Consumer Power Report #236

Published August 30, 2010

Welcome to the Consumer Power Report – Greg Scandlen is off this week.

“Historic” is the mainstream media’s adjective of choice when addressing President Barack Obama’s new health care law. But can a law that has taken health coverage away from college students and forced three million seniors to change prescription drug plans be considered historic? It’s clearly more accurate to describe it as “historically bad.”

Back in June, I wrote in the Washington Times that the health care reform debate was more about control than providing low-cost, quality care, and that federal lawmakers fear patient empowerment and choice, which would allow individuals to establish the real value of health care in their lives. The real-world applications of reform bolster that sentiment by contradicting the core promise President Obama made to all Americans: If you like your health care plan, you can keep it.

We still have more than three years of learning what’s in the law before it is fully implemented in 2014. But this is the sort of thing that happens when the primary authors of an almost 3,000-page bill decide it’s a waste of time to read the text before passing it into law. Perhaps if they had taken the time to read the bill they would have realized that passing something is NOT better than passing nothing.

Recently, Politico reported that AARP, SEIU, and the AFL-CIO participated in a conference call with Families USA aimed at redirecting their health care messaging. Their agenda was to alter the health care reform talking points that Americans have heard ad nauseam. Specifically, the strategists on the call urged supporters to avoid claiming the law would reduce health care costs and the overall deficit. Wasn’t that the whole point of health care reform? Didn’t President Obama say at a press conference in June 2009 that he could not support a bill that didn’t control costs? Remarkable.
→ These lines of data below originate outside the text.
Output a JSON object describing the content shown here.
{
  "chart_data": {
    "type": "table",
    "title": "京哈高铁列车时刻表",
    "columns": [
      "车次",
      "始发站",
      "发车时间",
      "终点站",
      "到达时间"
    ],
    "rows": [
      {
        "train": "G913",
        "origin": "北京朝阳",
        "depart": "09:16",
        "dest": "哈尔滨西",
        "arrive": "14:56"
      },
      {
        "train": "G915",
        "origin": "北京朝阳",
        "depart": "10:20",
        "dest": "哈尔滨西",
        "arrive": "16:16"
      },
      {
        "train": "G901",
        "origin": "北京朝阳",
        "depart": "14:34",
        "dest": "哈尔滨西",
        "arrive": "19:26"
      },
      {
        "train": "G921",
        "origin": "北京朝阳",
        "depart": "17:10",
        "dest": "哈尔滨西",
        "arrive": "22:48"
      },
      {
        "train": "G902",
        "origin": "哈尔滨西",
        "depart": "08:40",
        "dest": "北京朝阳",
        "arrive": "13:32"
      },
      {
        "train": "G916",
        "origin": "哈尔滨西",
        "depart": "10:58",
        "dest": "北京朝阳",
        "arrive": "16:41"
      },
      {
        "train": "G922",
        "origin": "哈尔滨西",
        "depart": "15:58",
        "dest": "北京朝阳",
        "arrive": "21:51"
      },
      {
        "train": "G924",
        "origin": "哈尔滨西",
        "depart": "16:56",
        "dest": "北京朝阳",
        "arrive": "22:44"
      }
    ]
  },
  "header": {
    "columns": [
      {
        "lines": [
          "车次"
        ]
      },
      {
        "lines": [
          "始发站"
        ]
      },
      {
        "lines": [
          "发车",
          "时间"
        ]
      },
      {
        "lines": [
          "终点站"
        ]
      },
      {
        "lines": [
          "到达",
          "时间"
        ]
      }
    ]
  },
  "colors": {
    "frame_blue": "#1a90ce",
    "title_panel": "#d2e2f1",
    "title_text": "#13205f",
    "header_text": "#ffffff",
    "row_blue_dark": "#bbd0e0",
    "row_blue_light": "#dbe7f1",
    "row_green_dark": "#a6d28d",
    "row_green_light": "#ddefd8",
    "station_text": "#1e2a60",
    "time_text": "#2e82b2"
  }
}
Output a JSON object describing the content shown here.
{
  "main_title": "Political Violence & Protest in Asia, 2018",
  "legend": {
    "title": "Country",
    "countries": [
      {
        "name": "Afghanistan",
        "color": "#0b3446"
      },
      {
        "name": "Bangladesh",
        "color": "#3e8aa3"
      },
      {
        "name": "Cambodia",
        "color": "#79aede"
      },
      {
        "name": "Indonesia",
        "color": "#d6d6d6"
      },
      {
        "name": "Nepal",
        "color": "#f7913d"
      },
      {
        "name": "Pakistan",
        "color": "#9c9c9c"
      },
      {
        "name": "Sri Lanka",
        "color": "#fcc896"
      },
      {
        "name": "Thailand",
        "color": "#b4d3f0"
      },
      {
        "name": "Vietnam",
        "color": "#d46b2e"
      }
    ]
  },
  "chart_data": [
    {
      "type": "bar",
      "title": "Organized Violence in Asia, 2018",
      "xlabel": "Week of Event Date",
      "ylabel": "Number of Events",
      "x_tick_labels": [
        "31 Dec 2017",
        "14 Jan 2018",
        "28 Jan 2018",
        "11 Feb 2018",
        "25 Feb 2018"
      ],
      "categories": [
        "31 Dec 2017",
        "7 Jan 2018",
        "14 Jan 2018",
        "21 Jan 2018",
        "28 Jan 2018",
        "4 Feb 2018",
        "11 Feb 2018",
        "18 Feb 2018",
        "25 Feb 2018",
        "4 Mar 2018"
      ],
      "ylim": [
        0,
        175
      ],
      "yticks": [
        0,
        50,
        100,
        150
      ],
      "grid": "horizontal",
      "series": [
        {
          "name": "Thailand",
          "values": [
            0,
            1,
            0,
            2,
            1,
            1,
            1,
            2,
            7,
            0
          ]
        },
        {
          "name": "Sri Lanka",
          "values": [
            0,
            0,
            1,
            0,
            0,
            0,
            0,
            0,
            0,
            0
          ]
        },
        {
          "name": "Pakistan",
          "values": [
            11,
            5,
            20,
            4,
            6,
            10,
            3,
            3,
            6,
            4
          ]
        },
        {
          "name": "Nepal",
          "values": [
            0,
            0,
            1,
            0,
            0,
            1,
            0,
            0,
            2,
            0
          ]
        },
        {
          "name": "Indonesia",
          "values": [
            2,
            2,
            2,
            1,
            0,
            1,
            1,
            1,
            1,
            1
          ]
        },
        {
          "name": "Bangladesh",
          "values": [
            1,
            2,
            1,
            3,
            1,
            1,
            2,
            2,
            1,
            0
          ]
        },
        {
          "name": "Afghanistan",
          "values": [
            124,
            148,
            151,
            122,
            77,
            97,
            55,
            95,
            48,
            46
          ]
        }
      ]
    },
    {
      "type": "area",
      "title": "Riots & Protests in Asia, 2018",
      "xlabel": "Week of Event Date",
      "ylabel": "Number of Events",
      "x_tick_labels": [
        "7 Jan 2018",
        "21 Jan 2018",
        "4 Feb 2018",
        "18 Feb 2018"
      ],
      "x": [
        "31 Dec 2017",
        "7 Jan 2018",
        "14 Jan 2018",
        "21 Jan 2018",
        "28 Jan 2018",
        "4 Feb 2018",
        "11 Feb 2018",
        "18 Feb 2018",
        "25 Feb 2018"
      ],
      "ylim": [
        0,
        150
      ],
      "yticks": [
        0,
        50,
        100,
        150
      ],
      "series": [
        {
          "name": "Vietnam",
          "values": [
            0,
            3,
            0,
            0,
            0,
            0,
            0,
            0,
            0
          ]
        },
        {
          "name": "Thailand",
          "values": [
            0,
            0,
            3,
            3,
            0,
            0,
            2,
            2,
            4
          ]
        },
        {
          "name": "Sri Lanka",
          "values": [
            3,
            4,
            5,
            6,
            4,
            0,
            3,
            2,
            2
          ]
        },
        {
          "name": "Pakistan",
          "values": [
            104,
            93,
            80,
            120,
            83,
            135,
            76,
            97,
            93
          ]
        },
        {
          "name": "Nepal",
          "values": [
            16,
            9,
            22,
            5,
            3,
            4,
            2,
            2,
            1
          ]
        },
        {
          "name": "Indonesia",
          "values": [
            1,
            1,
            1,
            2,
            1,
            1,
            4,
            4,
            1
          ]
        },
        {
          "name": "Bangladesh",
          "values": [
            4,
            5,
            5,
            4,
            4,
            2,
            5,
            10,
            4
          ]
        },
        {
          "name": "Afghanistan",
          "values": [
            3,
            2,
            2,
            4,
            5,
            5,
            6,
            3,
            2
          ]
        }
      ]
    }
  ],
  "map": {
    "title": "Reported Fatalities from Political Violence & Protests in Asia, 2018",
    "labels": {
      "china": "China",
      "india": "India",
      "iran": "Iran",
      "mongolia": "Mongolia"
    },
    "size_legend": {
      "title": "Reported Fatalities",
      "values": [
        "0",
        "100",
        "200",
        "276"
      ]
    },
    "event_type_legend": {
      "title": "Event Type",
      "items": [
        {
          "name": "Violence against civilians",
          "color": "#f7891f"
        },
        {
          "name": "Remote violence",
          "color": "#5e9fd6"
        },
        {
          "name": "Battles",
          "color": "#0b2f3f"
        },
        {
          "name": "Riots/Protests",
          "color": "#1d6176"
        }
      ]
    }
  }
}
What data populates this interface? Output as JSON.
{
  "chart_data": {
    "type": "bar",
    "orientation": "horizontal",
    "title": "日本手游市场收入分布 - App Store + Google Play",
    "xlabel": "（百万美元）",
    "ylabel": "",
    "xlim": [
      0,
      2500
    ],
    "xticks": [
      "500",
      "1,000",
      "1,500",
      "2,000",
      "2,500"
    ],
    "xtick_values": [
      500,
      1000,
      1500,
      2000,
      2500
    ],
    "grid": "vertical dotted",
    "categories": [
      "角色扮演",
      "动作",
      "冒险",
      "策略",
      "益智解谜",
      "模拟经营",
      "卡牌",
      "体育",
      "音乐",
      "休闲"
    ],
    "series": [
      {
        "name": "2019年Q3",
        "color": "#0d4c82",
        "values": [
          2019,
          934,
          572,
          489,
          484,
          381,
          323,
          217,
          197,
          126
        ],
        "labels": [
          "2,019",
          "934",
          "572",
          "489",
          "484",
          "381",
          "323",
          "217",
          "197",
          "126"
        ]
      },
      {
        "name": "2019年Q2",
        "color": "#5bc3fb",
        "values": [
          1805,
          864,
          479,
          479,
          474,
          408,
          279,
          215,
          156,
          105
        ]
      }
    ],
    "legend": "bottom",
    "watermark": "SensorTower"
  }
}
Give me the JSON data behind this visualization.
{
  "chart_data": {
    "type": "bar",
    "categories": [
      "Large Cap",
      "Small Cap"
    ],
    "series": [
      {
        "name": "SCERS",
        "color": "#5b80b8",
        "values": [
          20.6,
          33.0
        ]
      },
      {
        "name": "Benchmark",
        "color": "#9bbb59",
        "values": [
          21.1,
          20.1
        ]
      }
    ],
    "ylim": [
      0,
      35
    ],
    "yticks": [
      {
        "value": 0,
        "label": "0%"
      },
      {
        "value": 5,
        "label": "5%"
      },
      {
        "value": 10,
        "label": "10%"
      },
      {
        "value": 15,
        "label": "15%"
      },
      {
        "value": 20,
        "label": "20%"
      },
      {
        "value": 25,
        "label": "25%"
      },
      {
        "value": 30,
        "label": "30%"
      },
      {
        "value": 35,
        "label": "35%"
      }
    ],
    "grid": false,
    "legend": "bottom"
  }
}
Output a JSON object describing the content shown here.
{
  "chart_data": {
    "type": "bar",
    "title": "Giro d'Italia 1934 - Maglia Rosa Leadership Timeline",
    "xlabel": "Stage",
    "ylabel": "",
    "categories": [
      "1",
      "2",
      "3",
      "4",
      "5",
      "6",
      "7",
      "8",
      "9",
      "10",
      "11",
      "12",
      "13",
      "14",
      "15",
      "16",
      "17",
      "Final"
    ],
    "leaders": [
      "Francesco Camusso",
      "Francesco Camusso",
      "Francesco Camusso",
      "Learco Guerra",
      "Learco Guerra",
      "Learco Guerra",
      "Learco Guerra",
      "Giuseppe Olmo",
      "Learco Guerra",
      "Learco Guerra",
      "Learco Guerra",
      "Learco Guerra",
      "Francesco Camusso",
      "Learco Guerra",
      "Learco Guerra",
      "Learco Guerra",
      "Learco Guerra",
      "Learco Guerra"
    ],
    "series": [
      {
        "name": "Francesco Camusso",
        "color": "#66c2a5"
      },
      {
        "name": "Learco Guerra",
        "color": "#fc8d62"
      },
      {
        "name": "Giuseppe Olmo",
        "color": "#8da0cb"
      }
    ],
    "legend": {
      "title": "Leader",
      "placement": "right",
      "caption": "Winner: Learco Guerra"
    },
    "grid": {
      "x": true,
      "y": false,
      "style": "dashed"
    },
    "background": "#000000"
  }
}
This messaging u-turn shouldn’t come as a surprise since public opinion on this issue has gone consistently against Democrats. A Rasmussen poll last week finds 56 percent of the country favors repealing the new health care law and 54 percent think it is bad for the country. This odd admission of guilt by Democrat spin doctors works in favor of those who support individual choice and patient empowerment. Most importantly, it gives the “repeal and replace” crowd in Congress an intellectual leg to stand on if they take back the majority in November. We can only hope.

– Peter Fotos, director of government relations, The Heartland Institute


IN THIS ISSUE:

  • Small Businesses Skip Out
  • Obamacare’s Tax on Taxes
  • The First Victims
  • U.S. Chamber Lodges Complaints

SMALL BUSINESSES SKIP OUT

One of the biggest selling points used by Democrats during the health care debate was relief for small businesses who provide health insurance to their employees. But small businesses are declining the benefit because it is covering only a small fraction of their health care costs and is phased out over time. So, if a tax credit is essentially worthless to many small businesses, does it still count as a benefit for Obamacare? The bottom line remains, even in reform: Small businesses will struggle to provide quality health care to their employees, and mounting government mandates will only make it more difficult to do so.

SOURCE: BusinessWeek


OBAMACARE’S TAX ON TAXES

No matter how you cut it, a mandate will always be a tax. But Congress is doing everything it can to squeeze every last dollar out of health insurers with the new accounting mandates dealing with the medical loss ratio, or MLR. The Wall Street Journal cites Jim Capretta, who explains that, under the new law, taxes paid by for-profit health insurers cannot count towards the MLR, meaning the tax is added on the back end. The result is a tax on a tax.

SOURCE: Wall Street Journal


THE FIRST VICTIMS

We have already heard about our friends at nHealth in Richmond, Virginia having to close their doors at the end of the year due to the new fiscal obligations that Obamacare forces on small insurance brokers. Now, Time is giving coverage to brokers in similar situations as the “first victims” of an ill-conceived law. President Obama spent so much time railing against insurance companies that he forgot about the small brokers who sell individual policies. Some insurance brokers are small business owners, not multi-million-dollar corporations, but the Democrats’ rhetoric had no room for such distinctions.

SOURCE: Time


U.S. CHAMBER LODGES COMPLAINTS

The U.S. Chamber of Commerce is calling out the Obama Administration for not making good on its promise to allow Americans to keep their current coverage if they want it. Specifically, there has been considerable confusion on what qualifies as a “grandfathered plan.” As the Chamber sees it, very few plans can be considered grandfathered under overly stringent rules that will make it impossible for individuals to keep their existing coverage.